Make a Dictionary with user IDs as keys and a List of blocked link IDs as values:
if (dict.ContainsKey(userID) && dict[userID].Contains(linkID)) continue;
You have ~25000 members, it seems. A small minority are logged in at any one time, and that's pretty small data you'd storing. Obviously I have no idea how much memory your server has or how much of it regular site operations consume but that doesn't seem like an order of magnitude above doable or anything like that.

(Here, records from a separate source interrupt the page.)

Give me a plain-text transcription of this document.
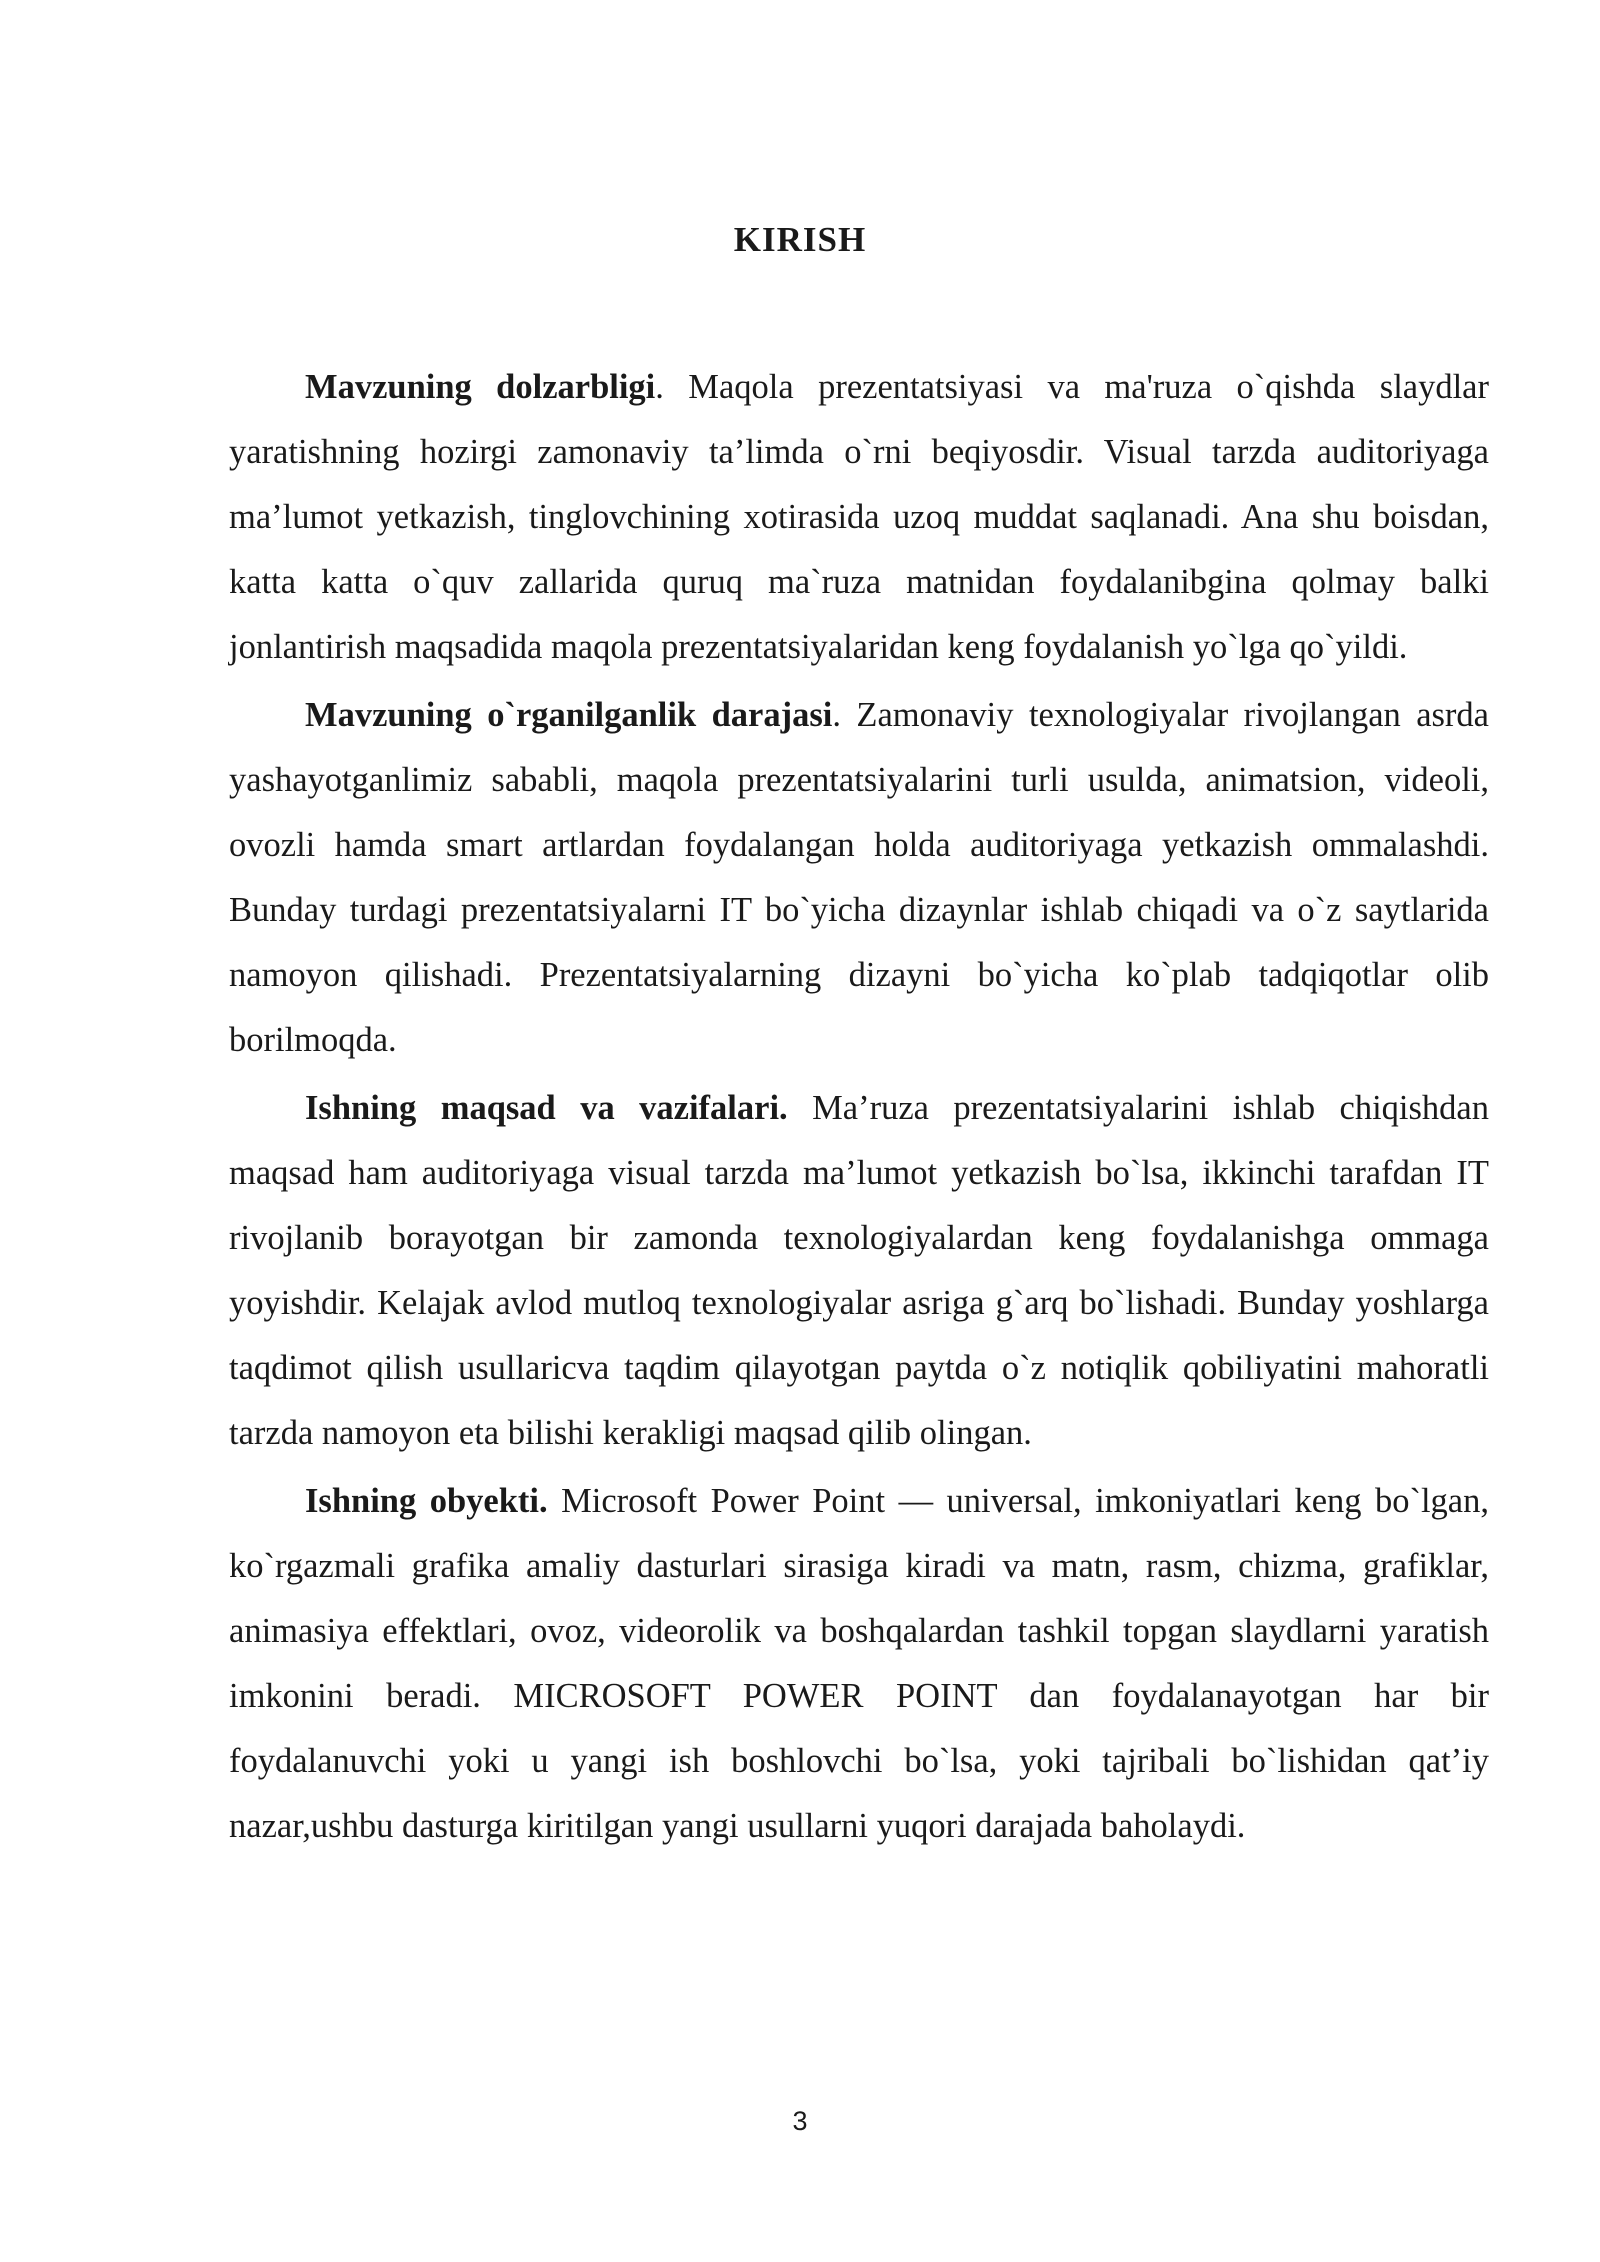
KIRISH

Mavzuning dolzarbligi. Maqola prezentatsiyasi va ma'ruza o`qishda slaydlar yaratishning hozirgi zamonaviy ta’limda o`rni beqiyosdir. Visual tarzda auditoriyaga ma’lumot yetkazish, tinglovchining xotirasida uzoq muddat saqlanadi. Ana shu boisdan, katta katta o`quv zallarida quruq ma`ruza matnidan foydalanibgina qolmay balki jonlantirish maqsadida maqola prezentatsiyalaridan keng foydalanish yo`lga qo`yildi.

Mavzuning o`rganilganlik darajasi. Zamonaviy texnologiyalar rivojlangan asrda yashayotganlimiz sababli, maqola prezentatsiyalarini turli usulda, animatsion, videoli, ovozli hamda smart artlardan foydalangan holda auditoriyaga yetkazish ommalashdi. Bunday turdagi prezentatsiyalarni IT bo`yicha dizaynlar ishlab chiqadi va o`z saytlarida namoyon qilishadi. Prezentatsiyalarning dizayni bo`yicha ko`plab tadqiqotlar olib borilmoqda.

Ishning maqsad va vazifalari. Ma’ruza prezentatsiyalarini ishlab chiqishdan maqsad ham auditoriyaga visual tarzda ma’lumot yetkazish bo`lsa, ikkinchi tarafdan IT rivojlanib borayotgan bir zamonda texnologiyalardan keng foydalanishga ommaga yoyishdir. Kelajak avlod mutloq texnologiyalar asriga g`arq bo`lishadi. Bunday yoshlarga taqdimot qilish usullaricva taqdim qilayotgan paytda o`z notiqlik qobiliyatini mahoratli tarzda namoyon eta bilishi kerakligi maqsad qilib olingan.

Ishning obyekti. Microsoft Power Point — universal, imkoniyatlari keng bo`lgan, ko`rgazmali grafika amaliy dasturlari sirasiga kiradi va matn, rasm, chizma, grafiklar, animasiya effektlari, ovoz, videorolik va boshqalardan tashkil topgan slaydlarni yaratish imkonini beradi. MICROSOFT POWER POINT dan foydalanayotgan har bir foydalanuvchi yoki u yangi ish boshlovchi bo`lsa, yoki tajribali bo`lishidan qat’iy nazar,ushbu dasturga kiritilgan yangi usullarni yuqori darajada baholaydi.

3
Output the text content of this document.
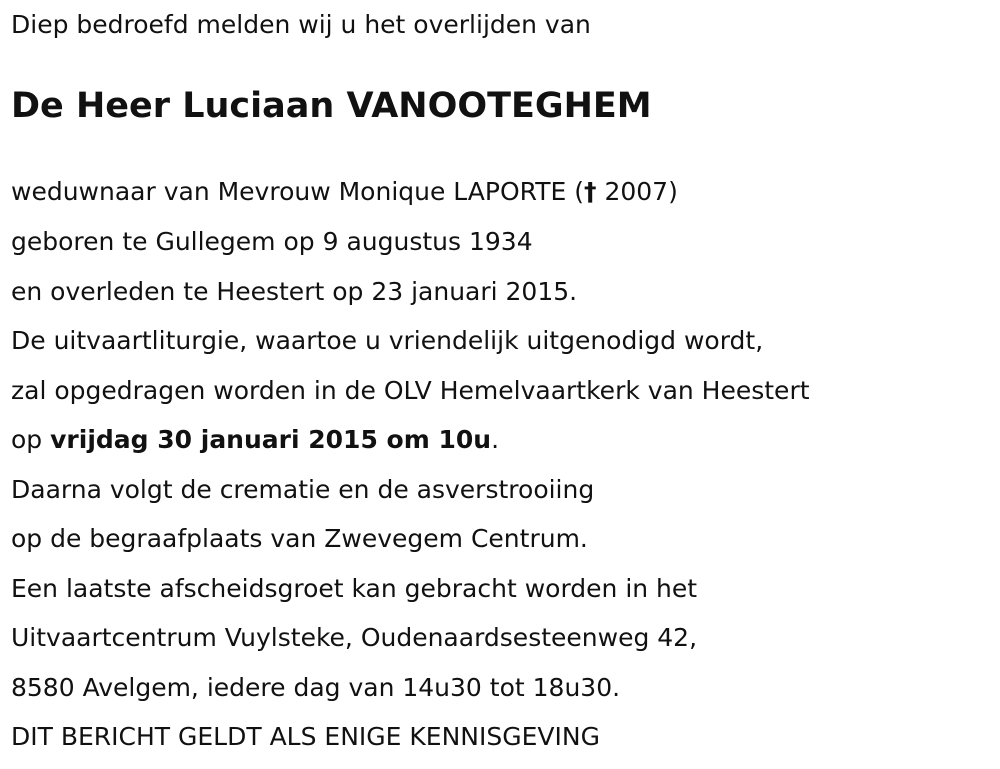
Diep bedroefd melden wij u het overlijden van

De Heer Luciaan VANOOTEGHEM

weduwnaar van Mevrouw Monique LAPORTE († 2007)

geboren te Gullegem op 9 augustus 1934

en overleden te Heestert op 23 januari 2015.

De uitvaartliturgie, waartoe u vriendelijk uitgenodigd wordt,

zal opgedragen worden in de OLV Hemelvaartkerk van Heestert

op vrijdag 30 januari 2015 om 10u.

Daarna volgt de crematie en de asverstrooiing

op de begraafplaats van Zwevegem Centrum.

Een laatste afscheidsgroet kan gebracht worden in het

Uitvaartcentrum Vuylsteke, Oudenaardsesteenweg 42,

8580 Avelgem, iedere dag van 14u30 tot 18u30.

DIT BERICHT GELDT ALS ENIGE KENNISGEVING
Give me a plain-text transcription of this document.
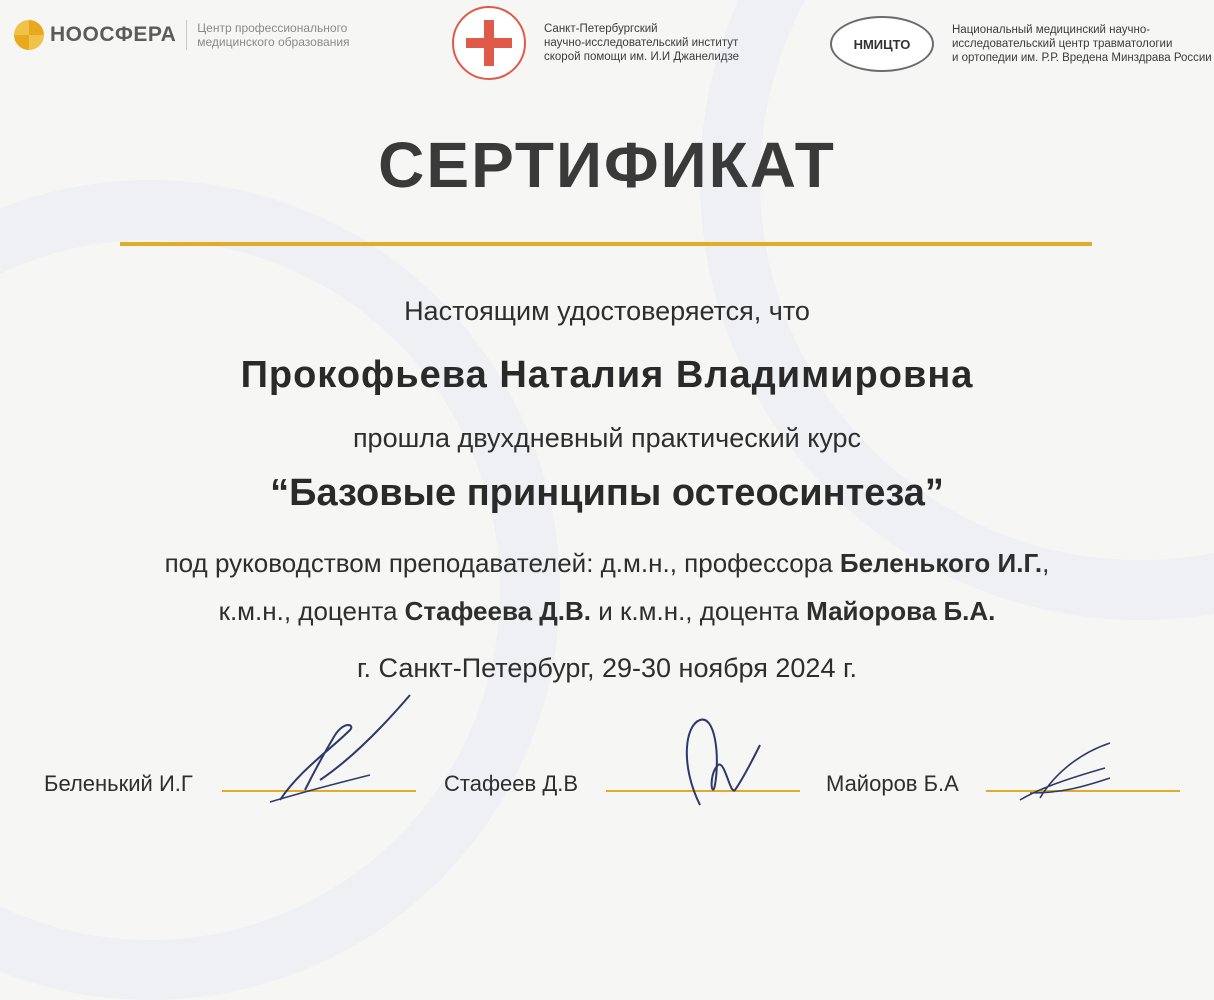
НООСФЕРА Центр профессионального
медицинского образования
Санкт-Петербургский
научно-исследовательский институт
скорой помощи им. И.И Джанелидзе
НМИЦТО
Национальный медицинский научно-
исследовательский центр травматологии
и ортопедии им. Р.Р. Вредена Минздрава России
СЕРТИФИКАТ
Настоящим удостоверяется, что
Прокофьева Наталия Владимировна
прошла двухдневный практический курс
“Базовые принципы остеосинтеза”
под руководством преподавателей: д.м.н., профессора Беленького И.Г.,
к.м.н., доцента Стафеева Д.В. и к.м.н., доцента Майорова Б.А.
г. Санкт-Петербург, 29-30 ноября 2024 г.
Беленький И.Г	Стафеев Д.В	Майоров Б.А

For the record, I rarely if ever jump into an "long thread" until its lingered in Hot Topics for a few days to a week, has 300+ posts or so, and is clearly going on far beyond the life cycle of your standard "on topic" discussion. At that point, it's like Mayor Gordon has lit up the Rickey-signal.
He wants you back on the main site?
EDIT: It should also be noted that these threads generally evolve once nobody else has anything to say about the topic of the article. For instance, the "student loan" thread -- i.e., the Curt Schilling thread -- is something like the fourth story in a week on Schilling's company's problems. There's not much to say about that topic anymore.